In the middle of this state of siege, Jeremiah is commanded by the Lord (while in jail) to do something really weird: Buy a bunch of land in the suburbs from his cousin Hanny. HUH??The word of the Lord came to me: Hanamel son of your uncle Shallum is going to come to you and say, “Buy my field that is at Anathoth, for the right of redemption by purchase is yours” (vv. 6-7).
This land deal is worse than a bridge to nowhere. When the Babylonians overran Judea, they torched crops, slaughtered livestock (or captured them for their own) and salted the fields to sterilize them. Any land left behind would be a smoking ruin, and anyone living on it would be doomed to starvation.
However, Jeremiah – inspired by YHWH – is very exacting about this land deal. The author goes into minute detail about the cost of the land, the weighing out of the money paid for it, the deed, the seal, the witnesses, and finally the preservation of the deed for posterity: “Thus says the Lord of hosts, the God of Israel: Take these deeds, both this sealed deed of purchase and this open deed, and put them in an earthenware jar, in order that they may last for a long time” (vv.14). Jeremiah is acting as if this land deal matters, because for him it will. He is acting as if he is in this game for the long haul. He taking YHWH’s word that he (or his family) will outlast the Babylonians and will be around to dig up that earthenware jar to reclaim his birthright and begin healing the land.

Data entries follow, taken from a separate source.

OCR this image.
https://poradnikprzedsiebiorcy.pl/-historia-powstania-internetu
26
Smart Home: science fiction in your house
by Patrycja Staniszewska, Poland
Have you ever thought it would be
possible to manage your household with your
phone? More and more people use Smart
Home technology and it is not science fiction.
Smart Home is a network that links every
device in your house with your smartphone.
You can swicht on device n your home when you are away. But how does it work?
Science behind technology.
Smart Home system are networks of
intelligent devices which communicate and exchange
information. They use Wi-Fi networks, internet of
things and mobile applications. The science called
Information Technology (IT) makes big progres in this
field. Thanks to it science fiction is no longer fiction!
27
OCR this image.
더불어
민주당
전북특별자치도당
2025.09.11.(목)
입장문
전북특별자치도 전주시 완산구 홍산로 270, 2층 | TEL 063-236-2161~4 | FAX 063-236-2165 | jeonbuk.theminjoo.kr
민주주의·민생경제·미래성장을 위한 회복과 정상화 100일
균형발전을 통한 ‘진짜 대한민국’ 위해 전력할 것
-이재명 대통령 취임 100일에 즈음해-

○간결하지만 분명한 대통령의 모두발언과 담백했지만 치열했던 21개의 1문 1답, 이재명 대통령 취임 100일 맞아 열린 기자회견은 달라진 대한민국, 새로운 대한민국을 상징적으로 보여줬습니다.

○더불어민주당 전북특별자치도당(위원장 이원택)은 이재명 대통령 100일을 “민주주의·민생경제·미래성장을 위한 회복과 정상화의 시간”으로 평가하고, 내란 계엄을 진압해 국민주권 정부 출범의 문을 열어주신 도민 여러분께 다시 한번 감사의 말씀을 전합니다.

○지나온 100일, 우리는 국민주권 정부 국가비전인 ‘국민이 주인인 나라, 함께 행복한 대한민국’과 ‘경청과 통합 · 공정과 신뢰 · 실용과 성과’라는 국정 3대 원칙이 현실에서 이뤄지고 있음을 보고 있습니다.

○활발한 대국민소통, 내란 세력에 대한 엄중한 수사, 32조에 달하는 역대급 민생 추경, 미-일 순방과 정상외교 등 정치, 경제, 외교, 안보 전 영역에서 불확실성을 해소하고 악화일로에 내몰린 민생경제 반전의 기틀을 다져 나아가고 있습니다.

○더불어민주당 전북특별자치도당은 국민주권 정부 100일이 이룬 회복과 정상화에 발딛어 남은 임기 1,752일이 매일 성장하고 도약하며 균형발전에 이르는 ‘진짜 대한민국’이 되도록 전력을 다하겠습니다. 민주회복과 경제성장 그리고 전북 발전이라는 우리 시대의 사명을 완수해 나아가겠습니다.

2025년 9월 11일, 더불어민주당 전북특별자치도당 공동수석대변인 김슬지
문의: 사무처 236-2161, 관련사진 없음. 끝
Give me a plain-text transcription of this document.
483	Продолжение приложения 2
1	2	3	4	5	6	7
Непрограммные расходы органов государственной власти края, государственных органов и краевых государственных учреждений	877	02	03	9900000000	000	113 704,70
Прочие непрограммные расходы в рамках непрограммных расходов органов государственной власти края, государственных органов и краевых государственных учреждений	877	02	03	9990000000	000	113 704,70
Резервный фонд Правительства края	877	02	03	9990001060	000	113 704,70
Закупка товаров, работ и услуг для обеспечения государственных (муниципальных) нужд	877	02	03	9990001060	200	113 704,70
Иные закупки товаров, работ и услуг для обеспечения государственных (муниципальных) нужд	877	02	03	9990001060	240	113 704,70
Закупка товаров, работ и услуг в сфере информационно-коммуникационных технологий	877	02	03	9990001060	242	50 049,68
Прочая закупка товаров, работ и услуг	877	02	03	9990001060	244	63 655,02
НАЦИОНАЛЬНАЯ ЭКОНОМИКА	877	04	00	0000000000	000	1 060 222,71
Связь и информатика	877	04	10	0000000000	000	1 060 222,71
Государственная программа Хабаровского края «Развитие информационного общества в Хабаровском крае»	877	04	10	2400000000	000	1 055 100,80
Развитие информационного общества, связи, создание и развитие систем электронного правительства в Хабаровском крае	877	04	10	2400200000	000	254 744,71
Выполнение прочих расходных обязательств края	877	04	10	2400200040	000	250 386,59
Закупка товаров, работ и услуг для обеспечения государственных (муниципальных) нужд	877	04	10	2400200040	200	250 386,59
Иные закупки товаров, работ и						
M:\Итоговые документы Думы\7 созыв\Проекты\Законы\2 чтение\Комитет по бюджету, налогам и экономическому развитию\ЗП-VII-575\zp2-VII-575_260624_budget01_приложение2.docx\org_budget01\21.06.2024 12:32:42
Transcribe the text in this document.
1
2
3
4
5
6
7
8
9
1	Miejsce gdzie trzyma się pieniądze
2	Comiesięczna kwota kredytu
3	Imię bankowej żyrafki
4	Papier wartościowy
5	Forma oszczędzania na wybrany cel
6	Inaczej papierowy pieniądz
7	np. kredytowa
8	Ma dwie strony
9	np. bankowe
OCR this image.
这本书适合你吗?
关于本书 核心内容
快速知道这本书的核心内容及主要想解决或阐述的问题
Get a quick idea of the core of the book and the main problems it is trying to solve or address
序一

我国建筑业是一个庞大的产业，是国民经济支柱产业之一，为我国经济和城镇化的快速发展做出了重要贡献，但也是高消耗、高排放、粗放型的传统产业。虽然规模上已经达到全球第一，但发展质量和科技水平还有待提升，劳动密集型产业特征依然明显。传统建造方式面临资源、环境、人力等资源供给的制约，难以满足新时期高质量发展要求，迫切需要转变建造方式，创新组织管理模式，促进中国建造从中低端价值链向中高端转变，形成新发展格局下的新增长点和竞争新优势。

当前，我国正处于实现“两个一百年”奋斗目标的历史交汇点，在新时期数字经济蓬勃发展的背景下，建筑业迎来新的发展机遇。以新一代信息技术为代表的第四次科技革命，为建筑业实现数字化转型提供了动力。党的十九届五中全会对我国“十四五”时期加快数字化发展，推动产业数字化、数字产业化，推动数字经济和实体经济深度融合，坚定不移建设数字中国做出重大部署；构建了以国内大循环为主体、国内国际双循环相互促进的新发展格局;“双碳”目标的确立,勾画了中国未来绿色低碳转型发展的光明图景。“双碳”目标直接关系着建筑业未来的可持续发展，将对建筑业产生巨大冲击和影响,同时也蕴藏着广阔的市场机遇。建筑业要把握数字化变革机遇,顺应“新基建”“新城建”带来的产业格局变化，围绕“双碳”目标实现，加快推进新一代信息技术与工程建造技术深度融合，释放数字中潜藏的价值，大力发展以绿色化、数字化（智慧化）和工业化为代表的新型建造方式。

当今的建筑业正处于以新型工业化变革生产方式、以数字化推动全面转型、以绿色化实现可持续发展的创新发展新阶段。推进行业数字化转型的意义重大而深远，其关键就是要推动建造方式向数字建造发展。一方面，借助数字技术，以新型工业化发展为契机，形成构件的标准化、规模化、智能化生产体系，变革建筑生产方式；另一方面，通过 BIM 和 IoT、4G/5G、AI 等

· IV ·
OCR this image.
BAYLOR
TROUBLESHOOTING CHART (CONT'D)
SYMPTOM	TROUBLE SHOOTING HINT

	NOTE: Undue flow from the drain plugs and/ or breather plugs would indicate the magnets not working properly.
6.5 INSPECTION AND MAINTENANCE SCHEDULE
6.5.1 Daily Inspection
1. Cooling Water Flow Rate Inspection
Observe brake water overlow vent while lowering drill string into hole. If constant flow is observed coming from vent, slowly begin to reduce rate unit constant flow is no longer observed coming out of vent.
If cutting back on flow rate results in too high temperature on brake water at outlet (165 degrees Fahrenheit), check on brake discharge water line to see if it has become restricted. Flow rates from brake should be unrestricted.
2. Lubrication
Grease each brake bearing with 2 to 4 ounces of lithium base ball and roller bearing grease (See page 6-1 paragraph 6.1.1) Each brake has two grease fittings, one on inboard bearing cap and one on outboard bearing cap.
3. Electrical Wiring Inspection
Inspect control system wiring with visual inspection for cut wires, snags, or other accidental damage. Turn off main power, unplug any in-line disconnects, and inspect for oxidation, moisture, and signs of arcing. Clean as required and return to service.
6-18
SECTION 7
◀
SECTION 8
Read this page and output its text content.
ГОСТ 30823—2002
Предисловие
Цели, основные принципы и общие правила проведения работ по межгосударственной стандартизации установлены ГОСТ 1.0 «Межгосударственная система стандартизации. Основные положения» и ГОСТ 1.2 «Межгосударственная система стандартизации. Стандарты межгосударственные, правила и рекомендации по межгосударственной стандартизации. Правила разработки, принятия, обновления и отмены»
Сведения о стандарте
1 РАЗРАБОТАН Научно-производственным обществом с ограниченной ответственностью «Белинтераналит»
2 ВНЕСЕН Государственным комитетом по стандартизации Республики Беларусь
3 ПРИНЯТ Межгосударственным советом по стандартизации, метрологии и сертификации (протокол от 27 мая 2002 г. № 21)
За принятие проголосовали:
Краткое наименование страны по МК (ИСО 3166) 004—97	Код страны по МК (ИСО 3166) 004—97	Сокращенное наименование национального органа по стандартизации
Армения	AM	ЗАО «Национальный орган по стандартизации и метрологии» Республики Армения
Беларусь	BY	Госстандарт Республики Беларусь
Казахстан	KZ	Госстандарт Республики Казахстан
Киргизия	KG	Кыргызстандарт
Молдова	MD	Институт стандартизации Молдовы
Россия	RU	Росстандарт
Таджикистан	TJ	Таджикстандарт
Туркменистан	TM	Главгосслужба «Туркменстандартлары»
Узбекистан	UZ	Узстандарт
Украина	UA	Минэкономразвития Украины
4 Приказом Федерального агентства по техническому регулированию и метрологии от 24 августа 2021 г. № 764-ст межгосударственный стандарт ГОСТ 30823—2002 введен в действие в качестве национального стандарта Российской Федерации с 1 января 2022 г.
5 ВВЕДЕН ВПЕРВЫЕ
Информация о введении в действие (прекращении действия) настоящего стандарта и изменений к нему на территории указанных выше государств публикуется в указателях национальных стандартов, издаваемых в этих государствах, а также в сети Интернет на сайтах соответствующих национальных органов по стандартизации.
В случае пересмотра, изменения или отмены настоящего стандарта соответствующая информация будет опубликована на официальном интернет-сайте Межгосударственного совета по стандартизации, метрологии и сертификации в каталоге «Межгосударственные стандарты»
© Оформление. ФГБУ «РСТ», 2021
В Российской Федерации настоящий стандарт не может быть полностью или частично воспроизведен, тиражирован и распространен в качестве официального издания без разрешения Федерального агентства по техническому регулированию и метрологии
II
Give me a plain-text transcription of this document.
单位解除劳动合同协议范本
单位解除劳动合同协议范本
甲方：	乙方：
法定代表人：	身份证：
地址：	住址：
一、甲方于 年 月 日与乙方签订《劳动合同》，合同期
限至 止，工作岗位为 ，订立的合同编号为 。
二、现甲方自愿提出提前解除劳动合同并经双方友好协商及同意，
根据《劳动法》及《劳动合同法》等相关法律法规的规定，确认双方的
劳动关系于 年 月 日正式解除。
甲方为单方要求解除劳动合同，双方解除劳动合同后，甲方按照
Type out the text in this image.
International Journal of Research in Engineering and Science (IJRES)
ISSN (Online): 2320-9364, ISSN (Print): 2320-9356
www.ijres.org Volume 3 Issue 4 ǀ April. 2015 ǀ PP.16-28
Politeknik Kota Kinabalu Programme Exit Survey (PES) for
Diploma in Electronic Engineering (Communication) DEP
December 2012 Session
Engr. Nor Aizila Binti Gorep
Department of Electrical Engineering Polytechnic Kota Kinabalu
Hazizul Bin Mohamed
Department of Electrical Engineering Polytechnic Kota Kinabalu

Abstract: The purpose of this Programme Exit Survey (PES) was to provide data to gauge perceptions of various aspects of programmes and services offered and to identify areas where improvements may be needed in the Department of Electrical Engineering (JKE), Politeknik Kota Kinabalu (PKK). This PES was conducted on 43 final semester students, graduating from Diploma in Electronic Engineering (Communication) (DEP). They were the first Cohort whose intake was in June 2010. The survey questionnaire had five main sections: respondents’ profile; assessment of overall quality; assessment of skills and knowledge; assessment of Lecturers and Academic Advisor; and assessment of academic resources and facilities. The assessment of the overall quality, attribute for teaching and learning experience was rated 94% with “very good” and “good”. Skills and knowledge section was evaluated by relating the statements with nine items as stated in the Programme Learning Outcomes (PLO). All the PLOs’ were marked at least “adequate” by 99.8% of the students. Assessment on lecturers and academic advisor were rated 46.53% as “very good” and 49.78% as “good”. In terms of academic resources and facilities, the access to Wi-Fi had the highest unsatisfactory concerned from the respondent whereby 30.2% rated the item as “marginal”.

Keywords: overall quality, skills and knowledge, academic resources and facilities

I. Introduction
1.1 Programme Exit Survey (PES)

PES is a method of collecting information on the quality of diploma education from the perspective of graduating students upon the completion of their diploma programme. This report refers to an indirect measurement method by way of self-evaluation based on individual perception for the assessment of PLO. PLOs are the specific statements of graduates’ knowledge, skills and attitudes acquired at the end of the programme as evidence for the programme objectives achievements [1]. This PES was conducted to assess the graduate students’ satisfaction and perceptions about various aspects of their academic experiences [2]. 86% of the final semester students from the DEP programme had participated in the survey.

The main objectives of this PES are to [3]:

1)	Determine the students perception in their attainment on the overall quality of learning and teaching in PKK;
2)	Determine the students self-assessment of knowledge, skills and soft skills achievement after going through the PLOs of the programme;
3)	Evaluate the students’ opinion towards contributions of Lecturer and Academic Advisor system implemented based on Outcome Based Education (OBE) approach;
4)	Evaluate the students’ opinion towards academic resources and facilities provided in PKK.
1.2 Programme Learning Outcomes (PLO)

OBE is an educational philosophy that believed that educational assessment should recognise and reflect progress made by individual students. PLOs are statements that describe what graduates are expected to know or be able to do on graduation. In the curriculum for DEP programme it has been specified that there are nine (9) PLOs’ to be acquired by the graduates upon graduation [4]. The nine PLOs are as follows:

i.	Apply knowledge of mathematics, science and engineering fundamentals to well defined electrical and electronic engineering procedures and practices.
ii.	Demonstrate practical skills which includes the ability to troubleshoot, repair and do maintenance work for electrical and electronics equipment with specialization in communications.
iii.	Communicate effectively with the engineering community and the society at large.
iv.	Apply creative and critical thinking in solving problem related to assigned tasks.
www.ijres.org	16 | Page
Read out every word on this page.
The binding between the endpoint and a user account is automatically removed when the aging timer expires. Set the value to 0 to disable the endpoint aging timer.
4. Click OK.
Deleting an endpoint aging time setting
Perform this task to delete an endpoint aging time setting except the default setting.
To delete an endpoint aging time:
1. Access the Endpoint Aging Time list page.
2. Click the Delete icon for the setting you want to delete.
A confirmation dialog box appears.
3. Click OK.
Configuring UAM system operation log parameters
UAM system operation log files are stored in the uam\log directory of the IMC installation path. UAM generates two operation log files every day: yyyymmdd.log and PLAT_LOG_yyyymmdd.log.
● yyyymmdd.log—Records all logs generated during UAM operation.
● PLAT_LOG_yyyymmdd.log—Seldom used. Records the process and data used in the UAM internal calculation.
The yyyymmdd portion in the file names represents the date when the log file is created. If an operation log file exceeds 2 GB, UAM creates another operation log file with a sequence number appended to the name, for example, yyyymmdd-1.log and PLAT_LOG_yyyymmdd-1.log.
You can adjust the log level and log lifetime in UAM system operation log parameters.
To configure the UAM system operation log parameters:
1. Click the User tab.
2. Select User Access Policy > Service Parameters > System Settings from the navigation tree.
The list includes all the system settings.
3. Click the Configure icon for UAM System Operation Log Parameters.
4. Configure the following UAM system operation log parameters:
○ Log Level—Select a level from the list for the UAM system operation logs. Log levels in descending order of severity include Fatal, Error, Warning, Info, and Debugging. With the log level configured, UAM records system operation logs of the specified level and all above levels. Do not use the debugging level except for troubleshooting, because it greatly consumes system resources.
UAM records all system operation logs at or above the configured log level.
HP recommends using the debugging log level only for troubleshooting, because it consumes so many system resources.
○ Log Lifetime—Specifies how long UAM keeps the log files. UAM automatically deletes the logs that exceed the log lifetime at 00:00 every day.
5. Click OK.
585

This Torah portion ends with the verse, “For thus says the Lord of hosts, the God of Israel: Houses and fields and vineyards shall again be bought in this land” (vv.15). Here, houses, fields and vineyards are not viewed as mere commodities to be bought and sold on the open market. For God’s people, land was a part of a holy relationship between the people, YHWH and the earth. The Hebrews believed that “God has settled the Israelites as resident aliens on familial ‘holdings’; the term ahuzza is consistently used … to designate land held by a farm family on the condition of obedience” (Davis, Ellen F. Scripture, Culture and Agriculture: An Agrarian Reading of the Bible). The restoration of land to its family holders was not just a matter of regaining property. It was a matter of being made whole again with “the Beloved Community” (Rev. Martin Luther King, Jr.), economically, spiritually and physically.
So what on earth do we make out of this reading for today?
Today, there are many ways in which we are under siege, both literally (as those affected by violence – see “Stop Being Reasonable“) and economically (as those potentially affected by a looming government shut-down and those already suffering unemployment or under-employment). The first and most understandable thing that people do under siege is to circle the wagons and begin rationing (whether food, money or emotions). When we do this, however, we run the risk of cutting ourselves off from the very things that we need to survive the siege – food, sustenance and community networks.
While acting prudently is certainly advisable, it is also good to occasionally act as if there is a hopeful future by continuing to invest in a little something: whether that “little something” is a savings account, your religious organization of choice, your child’s college fund or your own health. That small bit of money, held in an earthenware jar, is your bet – along with YHWH – that the siege is not permanent. This, too, shall pass. And when it does, you and your family will be in a better position to heal yourselves and your community, in relationship with God.